Firdaus menyoroti dampak negatif dari model pembangunan ekstraktif yang berfokus pada eksploitasi sumber daya alam. Menurutnya, kebijakan ini tidak hanya merusak lingkungan tetapi juga memicu berbagai masalah sosial, termasuk konflik agraria antara masyarakat lokal dan pihak industri.
“Jika model pembangunan ekstraktif Prabowo Subianto terus berlanjut, akan menyisakan kerusakan alam, pelanggaran hak asasi manusia (HAM), dan kemiskinan yang meluas di masyarakat lokal," ujar Firdaus.
Firdaus juga menekankan bahwa kerusakan lingkungan akibat eksploitasi yang tidak bertanggung jawab akan memiliki dampak jangka panjang yang merugikan ekosistem dan kesejahteraan masyarakat.

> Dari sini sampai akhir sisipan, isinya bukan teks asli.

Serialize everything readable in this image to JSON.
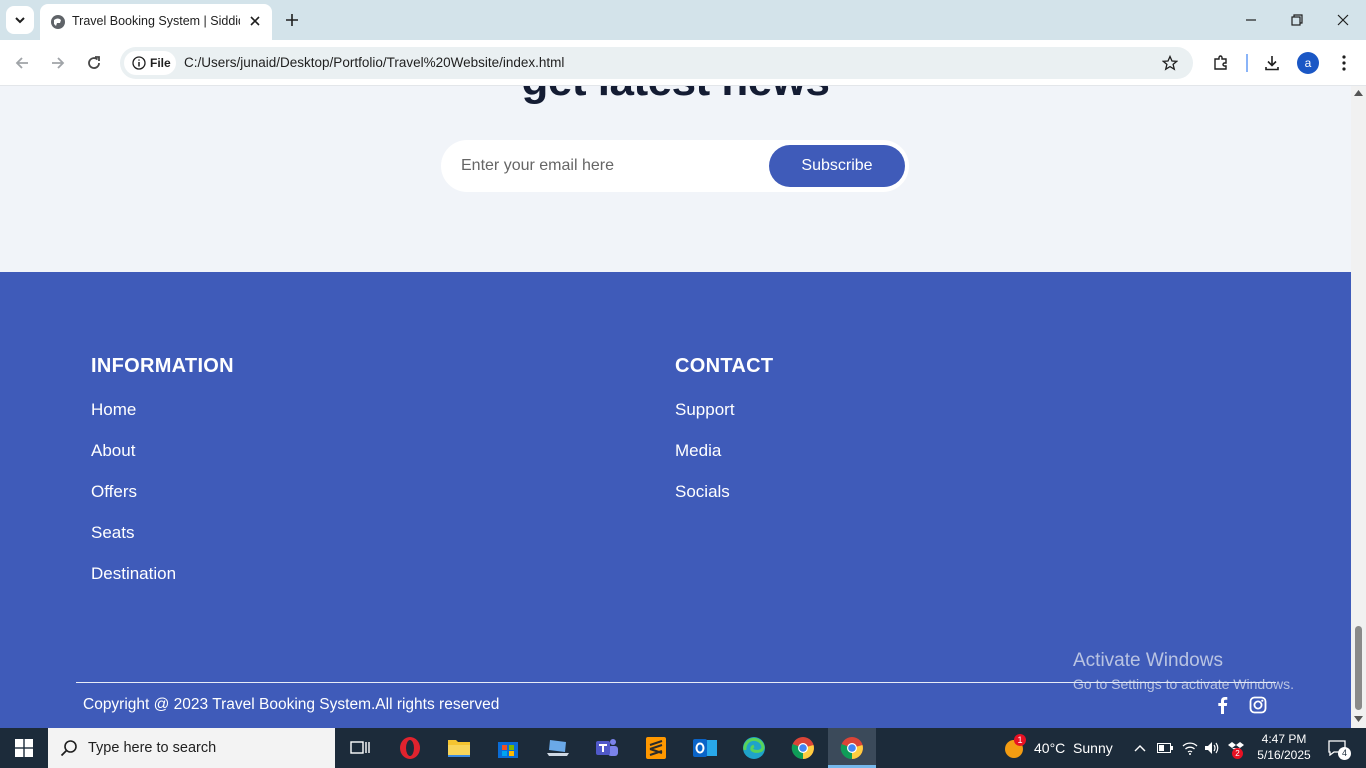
{
  "browser": {
    "tab_title": "Travel Booking System | Siddiqui",
    "file_label": "File",
    "url": "C:/Users/junaid/Desktop/Portfolio/Travel%20Website/index.html",
    "profile_initial": "a"
  },
  "newsletter": {
    "title": "get latest news",
    "email_placeholder": "Enter your email here",
    "subscribe_label": "Subscribe"
  },
  "footer": {
    "information": {
      "title": "INFORMATION",
      "links": [
        "Home",
        "About",
        "Offers",
        "Seats",
        "Destination"
      ]
    },
    "contact": {
      "title": "CONTACT",
      "links": [
        "Support",
        "Media",
        "Socials"
      ]
    },
    "copyright": "Copyright @ 2023 Travel Booking System.All rights reserved",
    "social_icons": [
      "facebook-icon",
      "instagram-icon"
    ]
  },
  "watermark": {
    "line1": "Activate Windows",
    "line2": "Go to Settings to activate Windows."
  },
  "taskbar": {
    "search_placeholder": "Type here to search",
    "weather": "40°C  Sunny",
    "weather_badge": "1",
    "time": "4:47 PM",
    "date": "5/16/2025",
    "notification_count": "4",
    "tray_badge": "2"
  },
  "colors": {
    "brand": "#3f5bb9",
    "page_bg": "#f1f4f9",
    "heading": "#141c33"
  }
}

Firdaus mengajak publik untuk tidak tinggal diam dan mendesak Presiden Prabowo untuk menghentikan promosi model pembangunan ekstraktif yang merusak lingkungan, melanggar HAM, dan memiskinkan masyarakat lokal.
“Publik tidak boleh tinggal diam terhadap model pembangunan yang berfokus pada eksploitasi alam secara berlebihan. Jika kita diam, maka publik sendiri yang akan menanggung akibatnya,” tegas Firdaus.
Firdaus berharap ada kesadaran bersama dari masyarakat untuk terus mengawal kebijakan lingkungan pemerintah agar lebih berpihak pada keberlanjutan dan perlindungan hak-hak masyarakat lokal.
Melalui seruan ini, Firdaus berharap ada perubahan paradigma dalam pembangunan yang lebih berfokus pada keberlanjutan lingkungan, keadilan sosial, dan perlindungan hak asasi manusia demi masa depan Indonesia yang lebih baik.